3. Step into a coordinator or management role

Not every raise is clinical. Experienced assistants who understand the whole practice often move into treatment coordinator, scheduling/insurance lead, or office managerroles. These trade some chairside time for responsibility over production, case acceptance, and operations — and the office-manager track in particular can pay well above chairside assisting. It's the most common way to earn more without going back to school for a clinical degree.

4. Use geography deliberately

The same assistant role pays very differently depending on where you work, driven by local labor demand and cost. Before assuming your market is the ceiling, compare metros and states on the salary by city and salary by state pages — and read why the same job pays differently by stateso a higher headline number doesn't fool you into a lower real income.

5. Negotiate the pay you've already earned

Many assistants add duties and tenure without ever renegotiating. If you've picked up certifications or taken on coordinator work, that's a concrete case for a raise — walk through exactly how to make it in how to negotiate your dental salary.

The big jump: becoming a hygienist

The largest pay increase available to an assistant is becoming a dental hygienist — the national median (about $47.16/hr) is well above the assistant median. But it's a separate career requiring an accredited degree and state licensure, not a promotion. For many it's worth the multi-year investment; go in clear-eyed about the cost and time, not just the higher number.

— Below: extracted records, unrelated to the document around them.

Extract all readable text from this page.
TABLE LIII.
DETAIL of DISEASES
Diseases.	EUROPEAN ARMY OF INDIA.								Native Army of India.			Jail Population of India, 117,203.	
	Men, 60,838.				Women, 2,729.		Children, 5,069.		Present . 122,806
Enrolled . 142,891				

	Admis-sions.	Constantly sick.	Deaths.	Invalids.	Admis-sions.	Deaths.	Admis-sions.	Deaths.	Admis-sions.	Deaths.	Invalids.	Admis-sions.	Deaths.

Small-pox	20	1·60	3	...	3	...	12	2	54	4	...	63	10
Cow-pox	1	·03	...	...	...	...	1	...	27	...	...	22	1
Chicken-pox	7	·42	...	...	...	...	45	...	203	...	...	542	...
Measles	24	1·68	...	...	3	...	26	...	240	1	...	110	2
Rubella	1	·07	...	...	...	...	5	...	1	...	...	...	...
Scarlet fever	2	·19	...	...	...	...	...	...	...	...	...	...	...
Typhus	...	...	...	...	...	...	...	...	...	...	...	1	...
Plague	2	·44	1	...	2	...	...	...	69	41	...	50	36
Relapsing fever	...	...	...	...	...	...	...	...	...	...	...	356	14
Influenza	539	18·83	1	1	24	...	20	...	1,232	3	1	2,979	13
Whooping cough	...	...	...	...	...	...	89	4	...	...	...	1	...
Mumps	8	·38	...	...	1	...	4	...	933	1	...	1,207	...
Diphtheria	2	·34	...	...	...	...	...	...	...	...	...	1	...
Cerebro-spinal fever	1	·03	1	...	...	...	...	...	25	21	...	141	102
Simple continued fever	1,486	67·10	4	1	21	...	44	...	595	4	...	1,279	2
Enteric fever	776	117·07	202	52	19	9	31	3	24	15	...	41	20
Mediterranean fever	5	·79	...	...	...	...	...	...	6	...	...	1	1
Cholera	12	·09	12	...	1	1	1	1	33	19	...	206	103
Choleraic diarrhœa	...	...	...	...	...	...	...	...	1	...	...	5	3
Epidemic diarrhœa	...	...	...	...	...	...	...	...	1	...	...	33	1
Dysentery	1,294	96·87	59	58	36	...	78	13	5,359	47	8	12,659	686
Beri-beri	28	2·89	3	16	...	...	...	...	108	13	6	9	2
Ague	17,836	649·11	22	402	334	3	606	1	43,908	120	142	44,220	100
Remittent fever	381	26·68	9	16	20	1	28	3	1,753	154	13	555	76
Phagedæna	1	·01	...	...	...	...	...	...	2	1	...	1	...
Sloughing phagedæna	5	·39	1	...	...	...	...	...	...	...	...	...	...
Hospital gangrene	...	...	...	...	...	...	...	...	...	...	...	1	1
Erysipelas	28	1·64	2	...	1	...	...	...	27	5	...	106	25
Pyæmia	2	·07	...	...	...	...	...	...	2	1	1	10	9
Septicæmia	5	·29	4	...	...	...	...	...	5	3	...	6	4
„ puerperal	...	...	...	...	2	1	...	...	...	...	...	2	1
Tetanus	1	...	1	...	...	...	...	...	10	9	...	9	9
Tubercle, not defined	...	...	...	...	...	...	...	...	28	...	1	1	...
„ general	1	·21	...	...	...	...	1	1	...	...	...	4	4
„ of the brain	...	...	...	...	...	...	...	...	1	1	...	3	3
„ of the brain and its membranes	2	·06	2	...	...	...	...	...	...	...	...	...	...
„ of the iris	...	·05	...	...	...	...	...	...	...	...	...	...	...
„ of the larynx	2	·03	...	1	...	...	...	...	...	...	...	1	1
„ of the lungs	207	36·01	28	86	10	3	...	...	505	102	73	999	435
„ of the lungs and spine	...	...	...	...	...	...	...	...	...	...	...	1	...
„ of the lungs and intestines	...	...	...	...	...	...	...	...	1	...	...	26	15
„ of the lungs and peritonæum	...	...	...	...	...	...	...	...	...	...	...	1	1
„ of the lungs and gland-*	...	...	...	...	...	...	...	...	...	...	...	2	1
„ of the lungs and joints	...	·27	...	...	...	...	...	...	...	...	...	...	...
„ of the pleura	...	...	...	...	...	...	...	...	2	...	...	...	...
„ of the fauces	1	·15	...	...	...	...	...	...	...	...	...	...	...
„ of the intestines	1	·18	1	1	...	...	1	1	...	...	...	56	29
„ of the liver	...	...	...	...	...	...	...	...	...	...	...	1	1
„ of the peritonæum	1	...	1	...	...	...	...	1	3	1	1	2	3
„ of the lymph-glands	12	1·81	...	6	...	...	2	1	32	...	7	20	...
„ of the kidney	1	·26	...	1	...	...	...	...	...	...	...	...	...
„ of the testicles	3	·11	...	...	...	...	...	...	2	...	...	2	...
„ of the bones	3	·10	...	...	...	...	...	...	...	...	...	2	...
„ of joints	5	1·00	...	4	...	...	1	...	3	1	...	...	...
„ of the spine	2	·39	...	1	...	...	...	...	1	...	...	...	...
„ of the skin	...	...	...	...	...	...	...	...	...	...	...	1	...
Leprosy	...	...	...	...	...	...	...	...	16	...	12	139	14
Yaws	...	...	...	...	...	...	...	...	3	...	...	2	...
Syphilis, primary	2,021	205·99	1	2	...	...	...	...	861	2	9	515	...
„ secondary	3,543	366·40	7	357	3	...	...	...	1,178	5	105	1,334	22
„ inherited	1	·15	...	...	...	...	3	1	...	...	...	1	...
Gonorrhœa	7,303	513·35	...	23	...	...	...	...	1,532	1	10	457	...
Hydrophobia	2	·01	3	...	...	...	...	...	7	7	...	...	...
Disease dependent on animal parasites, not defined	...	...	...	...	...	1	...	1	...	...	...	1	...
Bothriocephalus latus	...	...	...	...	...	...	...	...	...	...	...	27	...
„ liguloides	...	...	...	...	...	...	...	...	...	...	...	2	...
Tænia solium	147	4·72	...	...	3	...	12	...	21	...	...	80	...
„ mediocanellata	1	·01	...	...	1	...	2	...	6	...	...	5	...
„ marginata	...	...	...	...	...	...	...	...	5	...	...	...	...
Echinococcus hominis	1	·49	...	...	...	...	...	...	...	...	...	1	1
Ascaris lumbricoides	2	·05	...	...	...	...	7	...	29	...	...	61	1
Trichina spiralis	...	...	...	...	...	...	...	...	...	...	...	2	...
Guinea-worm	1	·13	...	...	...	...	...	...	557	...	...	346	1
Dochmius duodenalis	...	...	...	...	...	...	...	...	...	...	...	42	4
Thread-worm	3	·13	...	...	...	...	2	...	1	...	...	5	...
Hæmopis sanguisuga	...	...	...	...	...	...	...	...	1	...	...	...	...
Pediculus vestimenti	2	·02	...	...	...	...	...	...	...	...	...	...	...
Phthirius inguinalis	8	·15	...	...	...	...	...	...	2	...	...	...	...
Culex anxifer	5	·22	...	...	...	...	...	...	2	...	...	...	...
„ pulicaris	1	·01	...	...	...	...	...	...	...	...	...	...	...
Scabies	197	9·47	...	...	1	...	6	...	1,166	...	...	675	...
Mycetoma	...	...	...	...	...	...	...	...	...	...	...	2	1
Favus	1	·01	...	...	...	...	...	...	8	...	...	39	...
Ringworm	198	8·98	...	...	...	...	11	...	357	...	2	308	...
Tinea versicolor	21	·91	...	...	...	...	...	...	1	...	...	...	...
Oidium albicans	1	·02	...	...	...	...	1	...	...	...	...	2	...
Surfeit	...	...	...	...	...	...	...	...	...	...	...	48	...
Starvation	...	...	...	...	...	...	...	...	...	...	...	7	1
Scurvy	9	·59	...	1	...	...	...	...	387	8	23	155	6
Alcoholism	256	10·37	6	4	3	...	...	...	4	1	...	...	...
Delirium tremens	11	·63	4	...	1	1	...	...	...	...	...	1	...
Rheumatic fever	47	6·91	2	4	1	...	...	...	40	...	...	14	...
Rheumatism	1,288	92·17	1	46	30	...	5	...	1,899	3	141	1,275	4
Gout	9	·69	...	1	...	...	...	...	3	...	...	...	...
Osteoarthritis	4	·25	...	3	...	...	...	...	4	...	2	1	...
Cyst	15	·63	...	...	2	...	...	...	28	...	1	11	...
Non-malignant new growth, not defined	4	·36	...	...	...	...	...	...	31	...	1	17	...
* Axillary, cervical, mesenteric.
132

If you've moved up the assistant ladder and your pay reflects it — or doesn't — share your numbers anonymously to help other assistants see what their credentials and setting are really worth.

Frequently asked questions

How much more do expanded-function dental assistants (EFDA) earn?

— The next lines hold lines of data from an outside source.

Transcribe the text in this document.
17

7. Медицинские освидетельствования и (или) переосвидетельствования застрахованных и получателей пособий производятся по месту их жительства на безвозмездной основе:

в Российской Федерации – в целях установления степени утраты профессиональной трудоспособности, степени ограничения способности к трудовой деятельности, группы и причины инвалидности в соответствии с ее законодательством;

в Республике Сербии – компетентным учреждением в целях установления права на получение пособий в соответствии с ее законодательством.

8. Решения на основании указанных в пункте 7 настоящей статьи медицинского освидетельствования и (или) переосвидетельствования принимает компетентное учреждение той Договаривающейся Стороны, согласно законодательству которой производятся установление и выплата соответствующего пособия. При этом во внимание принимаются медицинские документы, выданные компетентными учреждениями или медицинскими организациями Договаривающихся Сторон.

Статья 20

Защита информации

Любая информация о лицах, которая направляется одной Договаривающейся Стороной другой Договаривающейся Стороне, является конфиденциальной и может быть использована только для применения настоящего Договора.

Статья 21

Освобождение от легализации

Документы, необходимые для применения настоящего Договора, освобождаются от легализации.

There's no single verified national premium — EFDA/EDDA pay varies by state, because the duties those credentials unlock (and whether a state recognizes them at all) vary by state. Directionally, the more billable, delegated procedures you're licensed to perform, the more valuable you are to a practice's schedule, which is what supports higher pay. Check your state dental board for the specific expanded functions available to you.

What's the highest-paying setting for a dental assistant?

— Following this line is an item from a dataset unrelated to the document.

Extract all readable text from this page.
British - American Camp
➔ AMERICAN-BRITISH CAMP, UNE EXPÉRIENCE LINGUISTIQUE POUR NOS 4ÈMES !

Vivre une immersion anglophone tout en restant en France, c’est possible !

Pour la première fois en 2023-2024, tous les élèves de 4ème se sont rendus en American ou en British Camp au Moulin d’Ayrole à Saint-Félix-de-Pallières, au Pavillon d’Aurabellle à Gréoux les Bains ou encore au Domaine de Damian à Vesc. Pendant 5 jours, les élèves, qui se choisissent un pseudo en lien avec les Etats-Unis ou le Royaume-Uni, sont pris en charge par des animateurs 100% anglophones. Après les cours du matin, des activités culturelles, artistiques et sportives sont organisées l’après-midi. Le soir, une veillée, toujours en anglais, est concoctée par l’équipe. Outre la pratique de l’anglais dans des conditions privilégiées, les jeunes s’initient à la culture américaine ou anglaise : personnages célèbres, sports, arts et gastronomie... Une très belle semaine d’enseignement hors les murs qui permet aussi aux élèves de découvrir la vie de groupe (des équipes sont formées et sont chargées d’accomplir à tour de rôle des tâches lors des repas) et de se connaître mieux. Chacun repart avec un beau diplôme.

Specialty and surgical practices — oral surgery, orthodontics, and periodontics — plus hospital and dental-school settings tend to pay dental assistants above the general-practice median of about $23.11/hr (BLS OEWS May 2025), because the work is more technical and the credentialing bar is higher. Geography matters just as much; the same role pays very differently by metro.

Should a dental assistant become a hygienist to earn more?

It's the single biggest pay jump available, but it's a different career, not a promotion: hygiene requires an accredited degree and licensure, and the national hygienist median (about $47.16/hr) is well above the assistant median (about $23.11/hr). Worth it for many; it's a multi-year investment, not a raise you negotiate.